Застонал от досады, хватил кулаком по столу, перевернул тушечницу, по столешнице растеклась жирная черная краска. Дон Бартоломеу зарычал.
Дверь заскрипела, в комнату всунулось круглое краснощекое лицо прислуги жоаны. Господин звал? Не могла она так быстро прибежать снизу, значит, подслушивала под дверью, а он чуть не вслух ругал филиппа. Когда он научится вести себя осторожней? Зайди, сказал дон Бартоломеу.
Раскрыла дверь пошире, зашла, покачивая боками, тугая, налитая, груди, как две тыквы, каштановые волосы выгорели до рыжины, крупные загорелые руки – в золотом пушке, красивая девка, аппетитная. Наглая.
Под столом, сказал он, бумага закатилась, достань.
Ничего не ответила, полезла под стол, кряхтела там, возилась, он еле удержался, чтоб не пнуть ее в зад, тоже круглый и тугой, словно тыква, ах, тереза, терезинья, ниппоночка моя, белая, гладкая, маленькая, покорная, поначалу он всех их звал терезами, чтобы не запутаться, потом путаться перестал, но на вопрос, как твое имя, дитя, каждая, конфузясь, лепетала, толеса, и он не допытывался, тереза так тереза, ах, тереза-тереза, тоненькая, худенькая, ручки крохотные, детские, сама белая, прозрачная, а волосы черные, гладкие, почти до полу, богатые волосы, когда сказала, что понесла, он поначалу и не поверил, а она и впрямь начала полнеть, грудка стала как два яблочка, ах, тереза, птичка моя, говорили, мальчик родился, падре антонио говорил, когда я думаю о бесчисленных тяготах и лишениях, выпавших на мою долю… под столом опять завозилась затихшая было жоана, он все-таки пнул ее, несильно, а так, для острастки, она обернулась, не вылезая, ухмыльнулась зазывно.
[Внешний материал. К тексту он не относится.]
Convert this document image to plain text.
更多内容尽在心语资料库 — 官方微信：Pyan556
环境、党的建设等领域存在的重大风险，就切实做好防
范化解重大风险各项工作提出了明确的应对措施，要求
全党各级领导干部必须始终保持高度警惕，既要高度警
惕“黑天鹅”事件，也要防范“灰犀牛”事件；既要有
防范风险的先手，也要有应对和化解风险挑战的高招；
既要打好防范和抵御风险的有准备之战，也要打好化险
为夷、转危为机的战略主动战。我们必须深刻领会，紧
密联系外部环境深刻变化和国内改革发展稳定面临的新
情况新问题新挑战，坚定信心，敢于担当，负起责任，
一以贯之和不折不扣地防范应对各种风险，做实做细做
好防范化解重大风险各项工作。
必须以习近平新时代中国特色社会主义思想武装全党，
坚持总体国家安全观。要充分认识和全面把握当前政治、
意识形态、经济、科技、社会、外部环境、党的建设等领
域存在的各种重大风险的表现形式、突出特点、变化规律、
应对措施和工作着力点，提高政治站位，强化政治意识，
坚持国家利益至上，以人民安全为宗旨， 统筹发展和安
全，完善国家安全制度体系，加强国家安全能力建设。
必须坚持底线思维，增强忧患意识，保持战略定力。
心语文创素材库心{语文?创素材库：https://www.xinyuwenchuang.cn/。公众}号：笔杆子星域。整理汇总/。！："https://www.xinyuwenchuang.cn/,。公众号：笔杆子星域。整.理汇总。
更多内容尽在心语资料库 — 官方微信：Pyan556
Достала бумагу, спросил сухо. Достала. Давай сюда и уходи. Нарочито медленно выбралась из-под стола, одернула юбку, подошла вплотную, грудью бесстыжей толкнула его в локоть, иди, сказал! Ушла, все так же вызывающе покачивая боками.
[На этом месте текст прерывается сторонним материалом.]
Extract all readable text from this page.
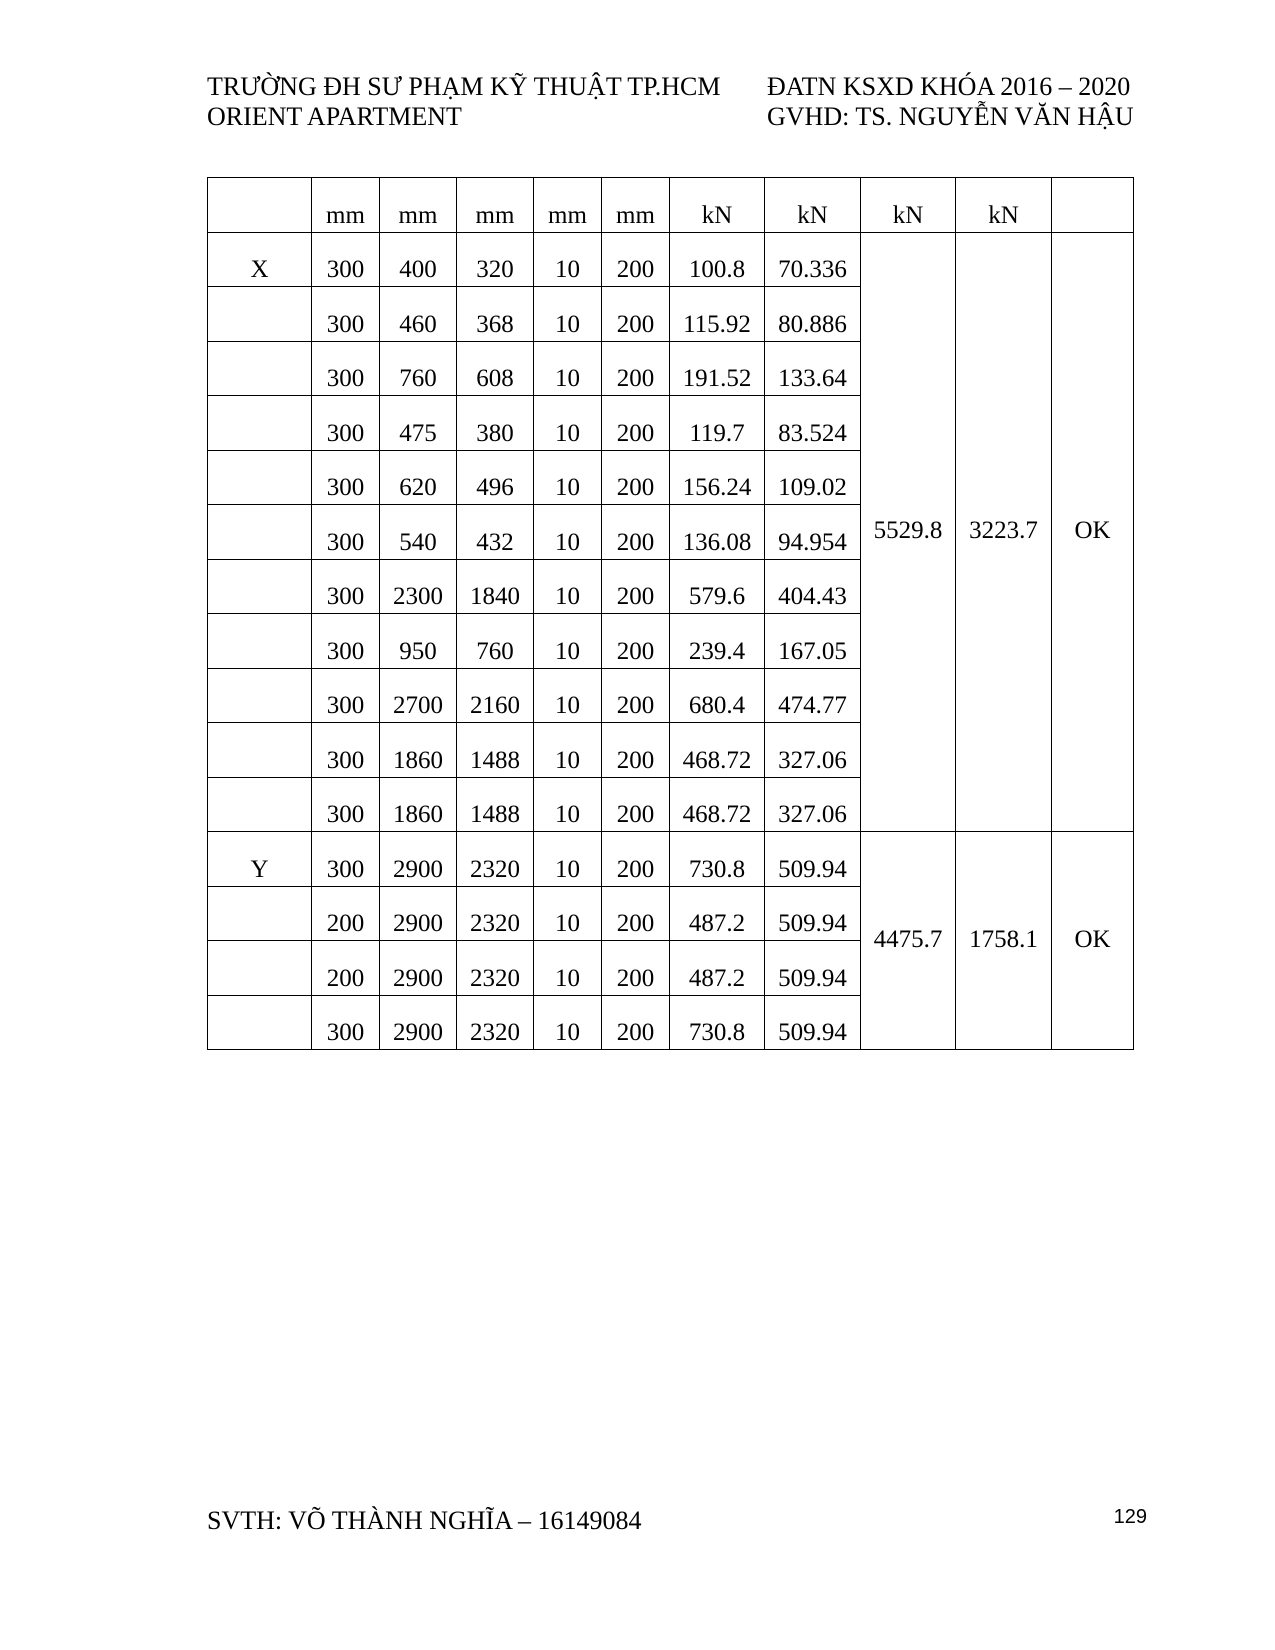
TRƯỜNG ĐH SƯ PHẠM KỸ THUẬT TP.HCM ĐATN KSXD KHÓA 2016 – 2020
ORIENT APARTMENT	GVHD: TS. NGUYỄN VĂN HẬU
	mm	mm	mm	mm	mm	kN	kN	kN	kN	
X	300	400	320	10	200	100.8	70.336	5529.8	3223.7	OK
	300	460	368	10	200	115.92	80.886			
	300	760	608	10	200	191.52	133.64			
	300	475	380	10	200	119.7	83.524			
	300	620	496	10	200	156.24	109.02			
	300	540	432	10	200	136.08	94.954			
	300	2300	1840	10	200	579.6	404.43			
	300	950	760	10	200	239.4	167.05			
	300	2700	2160	10	200	680.4	474.77			
	300	1860	1488	10	200	468.72	327.06			
	300	1860	1488	10	200	468.72	327.06			
Y	300	2900	2320	10	200	730.8	509.94	4475.7	1758.1	OK
	200	2900	2320	10	200	487.2	509.94			
	200	2900	2320	10	200	487.2	509.94			
	300	2900	2320	10	200	730.8	509.94			
SVTH: VÕ THÀNH NGHĨA – 16149084	129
Он промокнул столешницу какой-то тряпкой, растер полпалочки туши, взял кисточку, когда я вспоминаю бесчисленные тяготы и лишения, выпавшие на мою долю, опять отложил кисточку, задумался. Ему было двенадцать лет, когда дядя пристроил его в пажи к богатой родственнице, но родственница сбежала от чумы на север, его с собою не взяла, бросила в лиссабоне. Он пристал к какому-то идальго, едущему в сетубал, а там нанялся на корабль.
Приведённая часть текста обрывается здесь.